What follows is the quiet propagation of the label. Other systems take the first system's output as an input. The classification, which began as a single estimate, is now a fact in the records of several parties. Each party considers itself to have received the information from a reliable source. None has reason to reconsider it.

The principal experiences the label, when they experience it at all, indirectly. A service that quietly declines them. A verification that takes longer than it should. A credit query that returns an unexpected result. The cause is rarely shared. The system, in most cases, does not consider itself obliged to explain.

The mechanisms by which a wrong classification can be addressed are narrow.
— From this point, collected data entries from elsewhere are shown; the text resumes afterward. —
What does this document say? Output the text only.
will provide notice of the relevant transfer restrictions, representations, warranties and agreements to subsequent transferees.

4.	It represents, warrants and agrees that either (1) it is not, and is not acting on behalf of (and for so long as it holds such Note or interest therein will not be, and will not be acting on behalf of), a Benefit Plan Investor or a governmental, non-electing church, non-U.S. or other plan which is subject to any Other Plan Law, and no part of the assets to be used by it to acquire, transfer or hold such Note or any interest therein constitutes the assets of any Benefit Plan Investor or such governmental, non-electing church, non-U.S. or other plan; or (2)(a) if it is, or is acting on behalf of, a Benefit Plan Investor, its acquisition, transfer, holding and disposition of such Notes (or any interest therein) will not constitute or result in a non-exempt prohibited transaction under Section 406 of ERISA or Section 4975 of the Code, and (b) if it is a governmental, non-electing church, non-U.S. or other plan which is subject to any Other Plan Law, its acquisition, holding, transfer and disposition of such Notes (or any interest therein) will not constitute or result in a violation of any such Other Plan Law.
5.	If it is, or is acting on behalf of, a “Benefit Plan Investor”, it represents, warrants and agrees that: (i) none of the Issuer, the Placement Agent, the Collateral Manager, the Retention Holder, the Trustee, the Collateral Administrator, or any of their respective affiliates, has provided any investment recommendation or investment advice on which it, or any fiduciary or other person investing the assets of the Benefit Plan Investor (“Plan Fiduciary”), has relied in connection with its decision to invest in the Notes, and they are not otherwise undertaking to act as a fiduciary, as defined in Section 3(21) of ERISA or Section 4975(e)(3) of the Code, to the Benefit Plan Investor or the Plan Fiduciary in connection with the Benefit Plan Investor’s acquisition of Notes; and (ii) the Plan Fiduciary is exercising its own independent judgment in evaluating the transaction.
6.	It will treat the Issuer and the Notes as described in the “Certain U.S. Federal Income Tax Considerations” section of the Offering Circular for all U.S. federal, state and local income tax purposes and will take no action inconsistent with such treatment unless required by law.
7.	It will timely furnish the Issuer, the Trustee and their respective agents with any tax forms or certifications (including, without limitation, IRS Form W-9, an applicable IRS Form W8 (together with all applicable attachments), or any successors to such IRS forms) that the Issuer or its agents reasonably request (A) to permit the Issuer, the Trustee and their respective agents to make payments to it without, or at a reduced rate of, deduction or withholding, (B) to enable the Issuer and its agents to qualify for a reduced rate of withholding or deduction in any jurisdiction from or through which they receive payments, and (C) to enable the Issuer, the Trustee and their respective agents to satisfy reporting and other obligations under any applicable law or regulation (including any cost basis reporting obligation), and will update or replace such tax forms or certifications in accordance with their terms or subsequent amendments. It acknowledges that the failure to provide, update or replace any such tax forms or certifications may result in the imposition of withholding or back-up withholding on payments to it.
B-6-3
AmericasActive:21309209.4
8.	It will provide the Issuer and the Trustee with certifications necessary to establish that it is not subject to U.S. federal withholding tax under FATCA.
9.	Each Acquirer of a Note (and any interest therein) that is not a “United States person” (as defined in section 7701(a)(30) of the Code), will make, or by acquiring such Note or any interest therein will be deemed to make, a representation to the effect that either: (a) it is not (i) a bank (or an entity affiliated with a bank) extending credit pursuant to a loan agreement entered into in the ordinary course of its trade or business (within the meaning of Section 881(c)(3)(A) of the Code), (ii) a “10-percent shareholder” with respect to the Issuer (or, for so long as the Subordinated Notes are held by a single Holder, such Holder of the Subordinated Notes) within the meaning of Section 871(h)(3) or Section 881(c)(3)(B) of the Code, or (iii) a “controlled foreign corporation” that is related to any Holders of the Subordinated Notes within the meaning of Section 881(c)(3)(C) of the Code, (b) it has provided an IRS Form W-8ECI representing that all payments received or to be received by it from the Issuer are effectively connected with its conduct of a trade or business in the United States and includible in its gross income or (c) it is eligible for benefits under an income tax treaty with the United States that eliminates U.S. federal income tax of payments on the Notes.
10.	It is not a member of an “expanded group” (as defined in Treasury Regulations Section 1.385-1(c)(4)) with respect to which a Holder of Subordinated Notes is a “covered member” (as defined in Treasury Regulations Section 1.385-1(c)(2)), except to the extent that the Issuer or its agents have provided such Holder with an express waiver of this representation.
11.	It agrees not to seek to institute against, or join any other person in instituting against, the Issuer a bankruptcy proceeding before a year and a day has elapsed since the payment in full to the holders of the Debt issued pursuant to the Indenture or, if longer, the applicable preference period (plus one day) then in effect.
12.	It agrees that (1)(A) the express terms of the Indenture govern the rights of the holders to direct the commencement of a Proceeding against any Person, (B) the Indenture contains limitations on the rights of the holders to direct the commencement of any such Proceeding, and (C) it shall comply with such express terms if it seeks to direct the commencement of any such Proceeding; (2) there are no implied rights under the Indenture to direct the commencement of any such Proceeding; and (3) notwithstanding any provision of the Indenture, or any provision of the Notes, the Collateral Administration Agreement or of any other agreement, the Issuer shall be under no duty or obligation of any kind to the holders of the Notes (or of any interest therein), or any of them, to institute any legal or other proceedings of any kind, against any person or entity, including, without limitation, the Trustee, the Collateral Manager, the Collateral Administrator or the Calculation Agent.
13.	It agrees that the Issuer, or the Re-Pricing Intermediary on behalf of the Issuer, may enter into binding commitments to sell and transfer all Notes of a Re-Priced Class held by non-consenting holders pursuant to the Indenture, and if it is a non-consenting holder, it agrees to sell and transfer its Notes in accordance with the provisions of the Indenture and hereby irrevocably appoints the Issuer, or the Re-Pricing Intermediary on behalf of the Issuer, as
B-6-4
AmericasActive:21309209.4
There are, in some jurisdictions, formal rights to access the data behind a decision and to request a correction. There are, in some industries, dispute processes that allow a misclassification to be reviewed. These take time, and they address one system at a time. The propagation is faster than the correction.

The considered approach in this category begins with awareness. A principal who knows what classifications they are likely to encounter, and who has reviewed the underlying records, is in a stronger position than one who only discovers them through their effects. The work is not about removing classification, which is unrealistic; it is about ensuring that the records on which classification depends are accurate, current, and reflect the principal as they would have it known.